Salvia Pratensis Exhibits in Vitro Anti-Cancer Effects in Triple-Negative Breast Cancer Through miR-34a-5p Signaling

Triple‑negative breast cancer remains a therapeutic blind spot, accounting for 15% of breast cancers yet lacking hormone‑driven targets. Conventional chemotherapy and immunotherapy deliver modest survival gains but are plagued by resistance and toxicity. Consequently, the oncology community has turned to nature’s chemical library, where roughly half of approved anticancer drugs originated, to uncover novel mechanisms that can outmaneuver TNBC’s aggressive biology.

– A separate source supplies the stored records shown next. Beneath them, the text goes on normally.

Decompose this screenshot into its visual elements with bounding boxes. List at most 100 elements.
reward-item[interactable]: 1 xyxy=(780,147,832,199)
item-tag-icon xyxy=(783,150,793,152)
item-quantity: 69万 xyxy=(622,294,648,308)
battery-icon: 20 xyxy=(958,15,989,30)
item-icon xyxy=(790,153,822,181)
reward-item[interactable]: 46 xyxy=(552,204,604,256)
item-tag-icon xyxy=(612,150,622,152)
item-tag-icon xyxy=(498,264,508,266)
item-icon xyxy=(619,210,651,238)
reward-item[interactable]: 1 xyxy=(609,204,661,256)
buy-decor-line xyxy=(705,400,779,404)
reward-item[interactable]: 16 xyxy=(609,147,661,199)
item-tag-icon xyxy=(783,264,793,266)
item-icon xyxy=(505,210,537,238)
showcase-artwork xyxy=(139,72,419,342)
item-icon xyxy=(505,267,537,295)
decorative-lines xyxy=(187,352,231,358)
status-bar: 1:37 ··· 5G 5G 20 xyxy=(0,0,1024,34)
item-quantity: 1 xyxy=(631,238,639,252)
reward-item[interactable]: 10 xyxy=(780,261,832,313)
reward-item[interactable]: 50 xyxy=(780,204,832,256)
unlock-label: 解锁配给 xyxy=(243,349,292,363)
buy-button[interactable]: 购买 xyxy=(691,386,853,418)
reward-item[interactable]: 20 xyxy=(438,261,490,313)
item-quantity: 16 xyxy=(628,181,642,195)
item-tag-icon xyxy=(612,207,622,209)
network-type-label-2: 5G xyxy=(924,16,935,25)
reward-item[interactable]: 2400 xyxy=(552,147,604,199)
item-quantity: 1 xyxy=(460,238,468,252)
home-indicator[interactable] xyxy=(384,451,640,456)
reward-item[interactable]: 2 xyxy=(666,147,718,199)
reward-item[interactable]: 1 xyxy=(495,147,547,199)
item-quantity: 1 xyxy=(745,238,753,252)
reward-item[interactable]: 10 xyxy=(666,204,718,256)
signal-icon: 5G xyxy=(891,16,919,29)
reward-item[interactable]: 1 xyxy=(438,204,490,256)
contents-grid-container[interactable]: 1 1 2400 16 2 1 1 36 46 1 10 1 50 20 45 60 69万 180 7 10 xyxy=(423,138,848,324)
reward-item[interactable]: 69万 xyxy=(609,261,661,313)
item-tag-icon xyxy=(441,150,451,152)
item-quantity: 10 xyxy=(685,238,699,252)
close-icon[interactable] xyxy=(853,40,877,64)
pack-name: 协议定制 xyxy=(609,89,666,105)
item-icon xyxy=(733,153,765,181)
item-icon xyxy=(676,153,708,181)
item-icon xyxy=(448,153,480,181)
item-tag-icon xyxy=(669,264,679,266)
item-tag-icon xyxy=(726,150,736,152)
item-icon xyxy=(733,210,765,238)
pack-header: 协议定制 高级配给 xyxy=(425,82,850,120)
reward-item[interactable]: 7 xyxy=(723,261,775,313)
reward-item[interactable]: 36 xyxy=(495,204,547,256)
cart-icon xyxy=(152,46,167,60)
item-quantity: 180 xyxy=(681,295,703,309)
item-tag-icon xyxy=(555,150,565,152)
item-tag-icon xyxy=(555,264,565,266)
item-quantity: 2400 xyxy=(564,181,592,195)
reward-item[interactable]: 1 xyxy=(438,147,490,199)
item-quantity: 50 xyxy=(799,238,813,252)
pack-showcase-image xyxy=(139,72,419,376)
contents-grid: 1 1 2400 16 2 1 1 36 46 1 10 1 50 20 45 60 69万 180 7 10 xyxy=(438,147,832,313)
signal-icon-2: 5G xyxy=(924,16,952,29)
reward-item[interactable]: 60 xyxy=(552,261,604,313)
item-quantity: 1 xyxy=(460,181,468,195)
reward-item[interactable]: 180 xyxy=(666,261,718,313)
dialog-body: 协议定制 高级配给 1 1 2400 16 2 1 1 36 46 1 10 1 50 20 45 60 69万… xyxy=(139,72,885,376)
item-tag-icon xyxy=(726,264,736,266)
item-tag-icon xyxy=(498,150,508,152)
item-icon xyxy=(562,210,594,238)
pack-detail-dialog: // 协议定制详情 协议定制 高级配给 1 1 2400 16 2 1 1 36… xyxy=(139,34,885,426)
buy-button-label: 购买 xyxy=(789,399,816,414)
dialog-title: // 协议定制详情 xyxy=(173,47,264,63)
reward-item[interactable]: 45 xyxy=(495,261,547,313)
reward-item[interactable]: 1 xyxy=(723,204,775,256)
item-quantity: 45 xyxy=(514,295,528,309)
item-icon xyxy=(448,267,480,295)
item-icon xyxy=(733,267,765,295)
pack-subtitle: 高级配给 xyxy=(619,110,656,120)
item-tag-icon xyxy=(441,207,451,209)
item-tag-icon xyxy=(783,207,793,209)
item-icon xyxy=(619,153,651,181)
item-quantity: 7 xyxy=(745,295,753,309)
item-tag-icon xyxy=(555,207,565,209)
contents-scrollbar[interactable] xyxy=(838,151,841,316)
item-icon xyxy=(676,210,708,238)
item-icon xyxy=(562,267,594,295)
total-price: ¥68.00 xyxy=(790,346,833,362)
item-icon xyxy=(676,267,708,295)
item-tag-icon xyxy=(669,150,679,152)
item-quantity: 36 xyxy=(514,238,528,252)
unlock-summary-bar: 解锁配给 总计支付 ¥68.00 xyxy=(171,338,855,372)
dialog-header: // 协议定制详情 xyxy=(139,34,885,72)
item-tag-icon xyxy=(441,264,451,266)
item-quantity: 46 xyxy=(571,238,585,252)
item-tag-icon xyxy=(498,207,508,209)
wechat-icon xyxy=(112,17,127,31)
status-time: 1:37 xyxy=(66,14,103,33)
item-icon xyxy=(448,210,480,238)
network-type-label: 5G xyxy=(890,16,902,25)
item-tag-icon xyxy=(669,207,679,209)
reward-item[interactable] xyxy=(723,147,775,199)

In a recent Frontiers in Nutrition paper, scientists profiled methanolic leaf extracts from three native Italian species and pinpointed Salvia pratensis as uniquely potent against the MDA‑MB‑231 cell line. Rich in rosmarinic acid, salvianolic acids, and luteolin glycosides, the extract reduced metabolic activity, amplified mitochondrial superoxide production, and forced cells into G0/G1 arrest. Molecular profiling revealed down‑regulation of proliferation and stemness genes, a shift toward pro‑apoptotic BAX/BCL2 ratios, and, notably, a four‑fold up‑regulation of miR‑34a‑5p—a microRNA whose low expression predicts poorer TNBC outcomes. Mimicking miR‑34a‑5p alone reproduced much of the cytotoxic effect, underscoring its central role in the extract’s action.

The implications extend beyond academic curiosity. Salvia pratensis offers a blueprint for developing plant‑derived nutraceuticals or adjuvant therapies that could complement existing regimens, potentially lowering required chemotherapy doses and mitigating side effects. However, translating in‑vitro potency to clinical benefit demands rigorous pharmacokinetic studies, bioavailability assessments, and animal model validation. If these hurdles are cleared, the market for botanically sourced oncology agents—already valued in the billions—could expand to include a new class of miRNA‑modulating, ROS‑inducing compounds tailored for the most recalcitrant breast cancers.